AMBULANCE bosses have published their final plan to turn around the failing service.
The integrated action plan includes hiring 351 more frontline staff by March and increasing the number of double-staffed ambulances by 31.
Other aims from the East of England Ambulance Service report include moving £20million from back office to frontline spending, cutting crew turnaround times at hospitals and reducing the staff sickness level.
Savings of £4.2million will be made by not filling “unnecessary’’ vacancies. Making sure no roles are duplicated will save £10million and a further £5.8million is being sought from other sources not relating to pay.
The trust also aims to reduce its reliance on private ambulances, which are currently used as cover when during staff or ambulance shortages.
The trust came in for criticism after some patients reported waiting hours for ambulances while others who were attended by a single paramedic then said they had to wait hours for an ambulance to arrive.
MPs called for action while the Care Quality Commission raised issues over management.
Interim trust chairman Dr Geoffrey Harris said: “There is a greater demand on our service every year and we have to balance that demand with meeting public expectation, the ways in which we can and should operate and the context of the economic climate we have to work with.
“The integrated plan will be the trust’s foundation in informing how we will deliver this safe, quality and sustainable care for patients into the future and the leadership the board provides is pivotal to that too.”

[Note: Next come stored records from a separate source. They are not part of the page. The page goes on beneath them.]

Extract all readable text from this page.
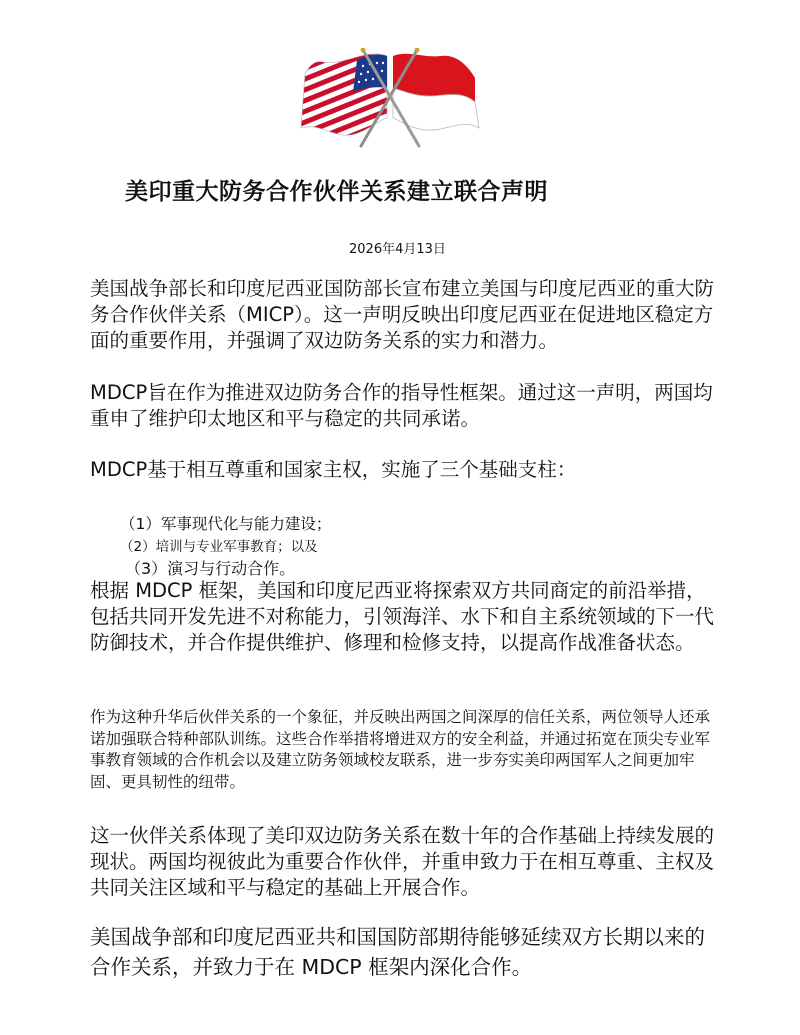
美印重大防务合作伙伴关系建立联合声明
2026年4月13日

美国战争部长和印度尼西亚国防部长宣布建立美国与印度尼西亚的重大防务合作伙伴关系（MICP）。这一声明反映出印度尼西亚在促进地区稳定方面的重要作用，并强调了双边防务关系的实力和潜力。

MDCP旨在作为推进双边防务合作的指导性框架。通过这一声明，两国均重申了维护印太地区和平与稳定的共同承诺。

MDCP基于相互尊重和国家主权，实施了三个基础支柱：

（1）军事现代化与能力建设；
（2）培训与专业军事教育；以及
（3）演习与行动合作。

根据 MDCP 框架，美国和印度尼西亚将探索双方共同商定的前沿举措，包括共同开发先进不对称能力，引领海洋、水下和自主系统领域的下一代防御技术，并合作提供维护、修理和检修支持，以提高作战准备状态。

作为这种升华后伙伴关系的一个象征，并反映出两国之间深厚的信任关系，两位领导人还承诺加强联合特种部队训练。这些合作举措将增进双方的安全利益，并通过拓宽在顶尖专业军事教育领域的合作机会以及建立防务领域校友联系，进一步夯实美印两国军人之间更加牢固、更具韧性的纽带。

这一伙伴关系体现了美印双边防务关系在数十年的合作基础上持续发展的现状。两国均视彼此为重要合作伙伴，并重申致力于在相互尊重、主权及共同关注区域和平与稳定的基础上开展合作。

美国战争部和印度尼西亚共和国国防部期待能够延续双方长期以来的合作关系，并致力于在 MDCP 框架内深化合作。
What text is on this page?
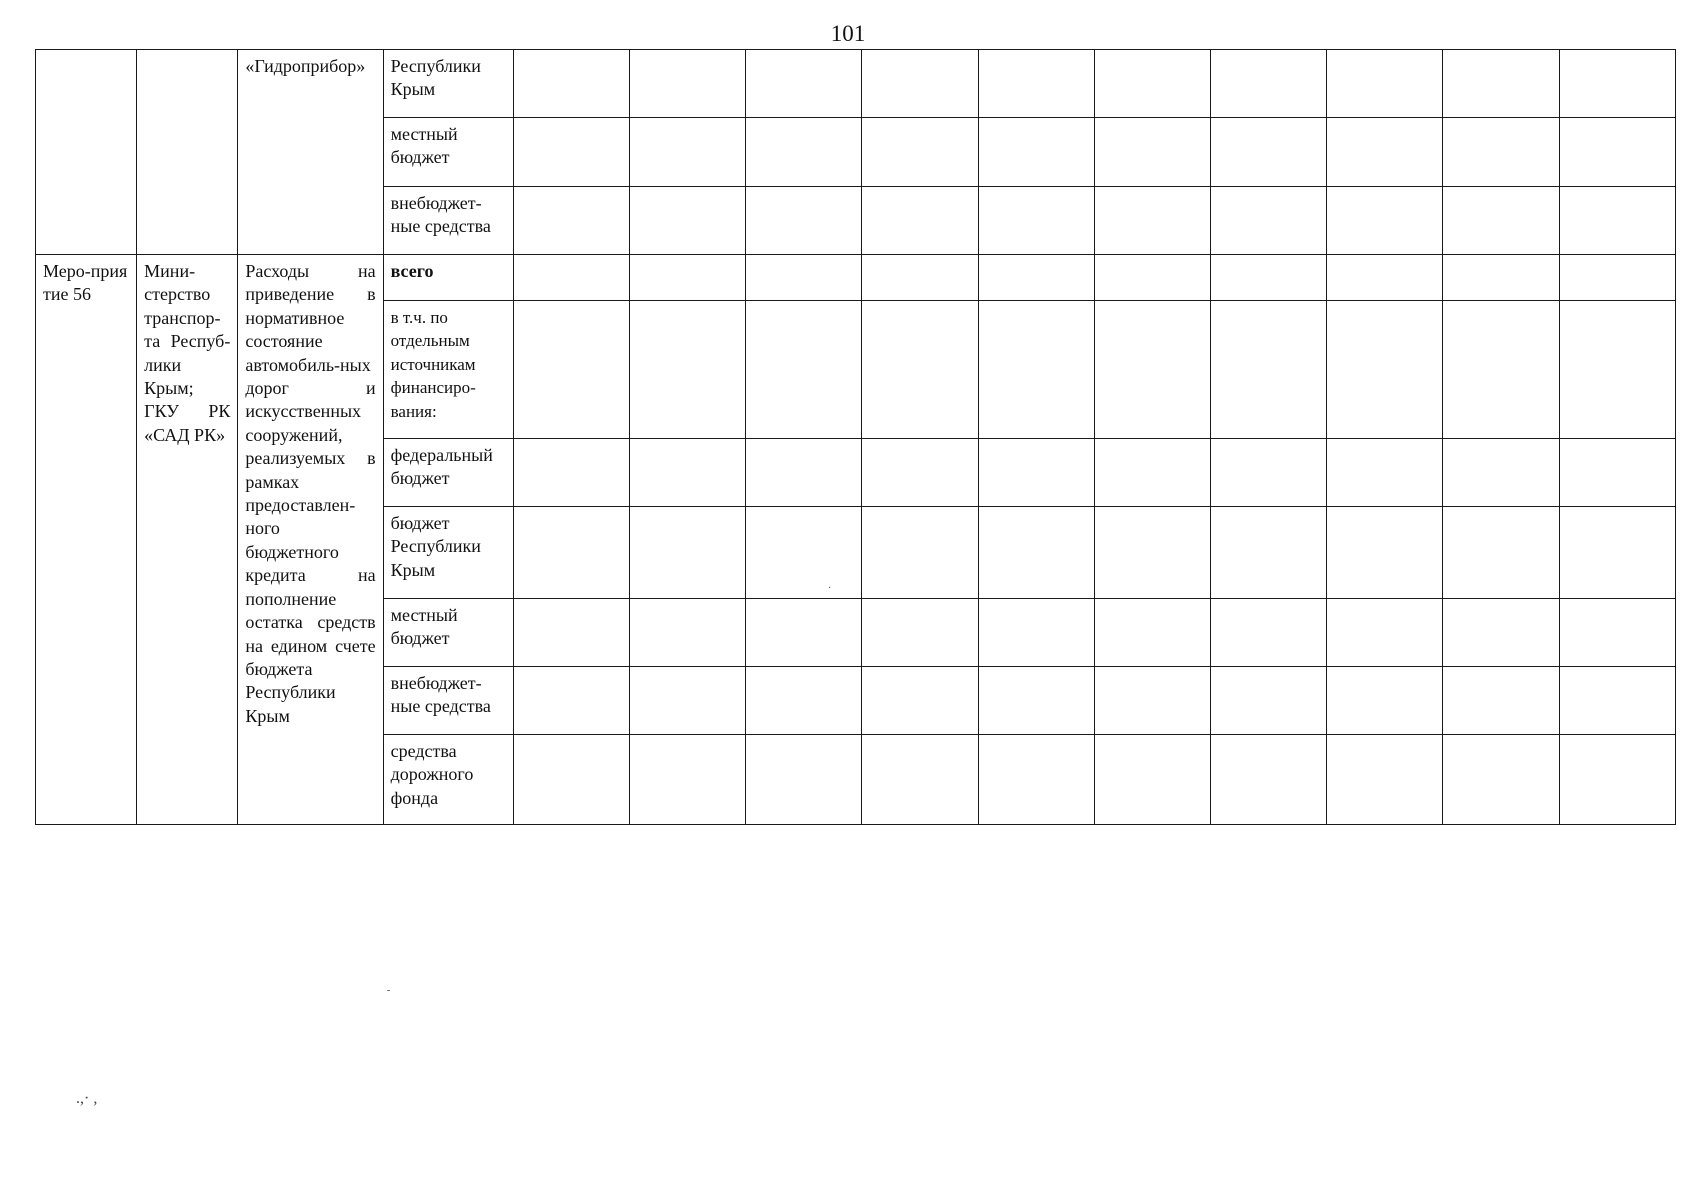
101
		«Гидроприбор»	Республики Крым										
			местный бюджет										
			внебюджет-ные средства										
Меро-приятие 56	Мини-стерство транспор-та Респуб-лики Крым; ГКУ РК «САД РК»	Расходы на приведение в нормативное состояние автомобиль-ных дорог и искусственных сооружений, реализуемых в рамках предоставлен-ного бюджетного кредита на пополнение остатка средств на едином счете бюджета Республики Крым	всего										
			в т.ч. по отдельным источникам финансиро-вания:										
			федеральный бюджет										
			бюджет Республики Крым										
			местный бюджет										
			внебюджет-ные средства										
			средства дорожного фонда										
·
-
.,· ,
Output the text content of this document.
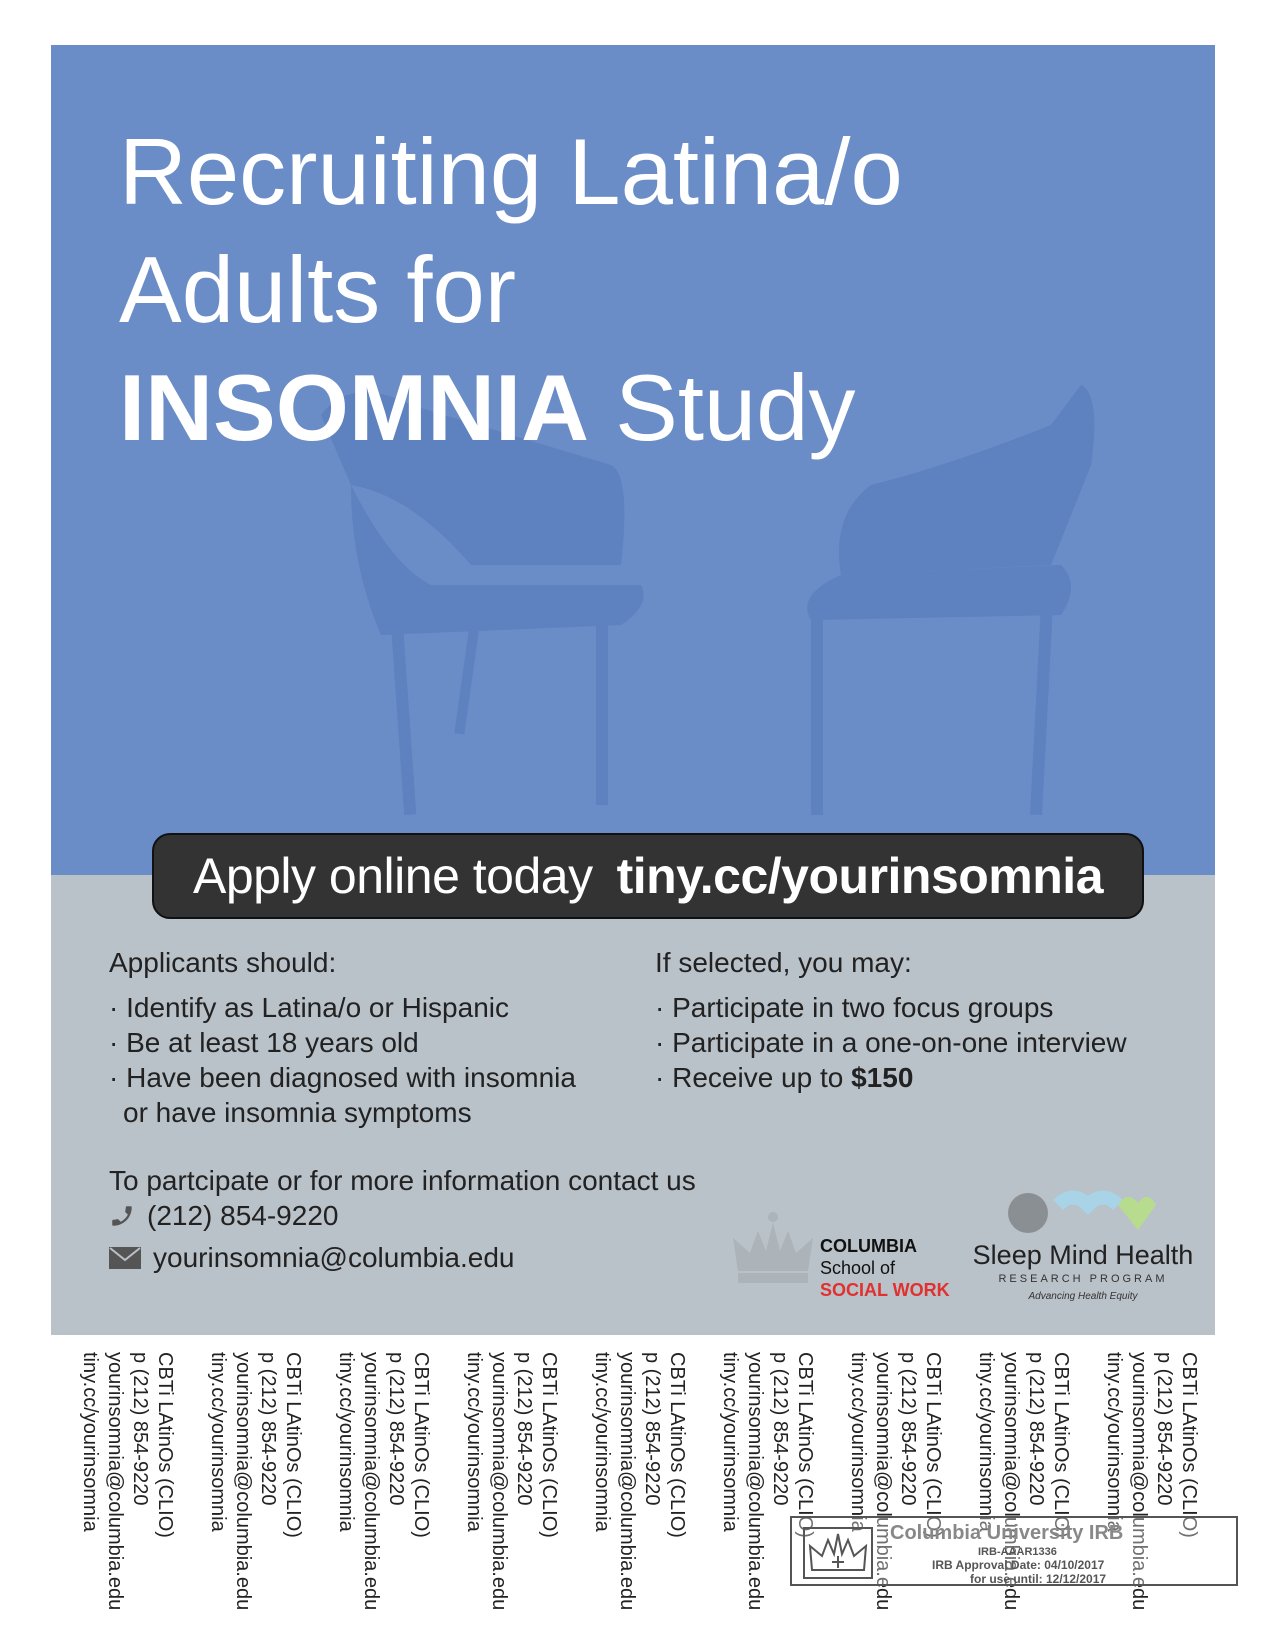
Recruiting Latina/o
Adults for
INSOMNIA Study
Apply online today tiny.cc/yourinsomnia
Applicants should:
· Identify as Latina/o or Hispanic
· Be at least 18 years old
· Have been diagnosed with insomnia or have insomnia symptoms
If selected, you may:
· Participate in two focus groups
· Participate in a one-on-one interview
· Receive up to $150
To partcipate or for more information contact us
(212) 854-9220
yourinsomnia@columbia.edu	COLUMBIA
School of
SOCIAL WORK
Sleep Mind Health
RESEARCH PROGRAM
Advancing Health Equity
CBTi LAtinOs (CLIO)
p (212) 854-9220
yourinsomnia@columbia.edu
tiny.cc/yourinsomnia	CBTi LAtinOs (CLIO)
p (212) 854-9220
yourinsomnia@columbia.edu
tiny.cc/yourinsomnia	CBTi LAtinOs (CLIO)
p (212) 854-9220
yourinsomnia@columbia.edu
tiny.cc/yourinsomnia	CBTi LAtinOs (CLIO)
p (212) 854-9220
yourinsomnia@columbia.edu
tiny.cc/yourinsomnia	CBTi LAtinOs (CLIO)
p (212) 854-9220
yourinsomnia@columbia.edu
tiny.cc/yourinsomnia	CBTi LAtinOs (CLIO)
p (212) 854-9220
yourinsomnia@columbia.edu
tiny.cc/yourinsomnia	CBTi LAtinOs (CLIO)
p (212) 854-9220
yourinsomnia@columbia.edu
tiny.cc/yourinsomnia	CBTi LAtinOs (CLIO)
p (212) 854-9220
yourinsomnia@columbia.edu
tiny.cc/yourinsomnia	CBTi LAtinOs (CLIO)
p (212) 854-9220
yourinsomnia@columbia.edu
tiny.cc/yourinsomnia
Columbia University IRB
IRB-AAAR1336
IRB Approval Date: 04/10/2017
for use until: 12/12/2017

The latest plan builds on an interim strategy put forward by interim chief executive Andrew Morgan in March.
Mr Morgan said: “A great deal of hard work went into pulling together the new integrated plan to ensure we covered the recommendations in the independent governance review, the issues raised by the Care Quality Commission and our own turnaround plan published in April.
“In essence, we focus on how we need more frontline staff and ambulances, the ways in which we can be more efficient and the strong leadership needed for all teams.
“We have been working for some months now on tackling these issues, such as starting a recruitment drive for paramedics, and reducing sickness levels and our private ambulance service provision, and the aims within this plan quite clearly support our position as a forward-looking trust which knows what needs to happen.”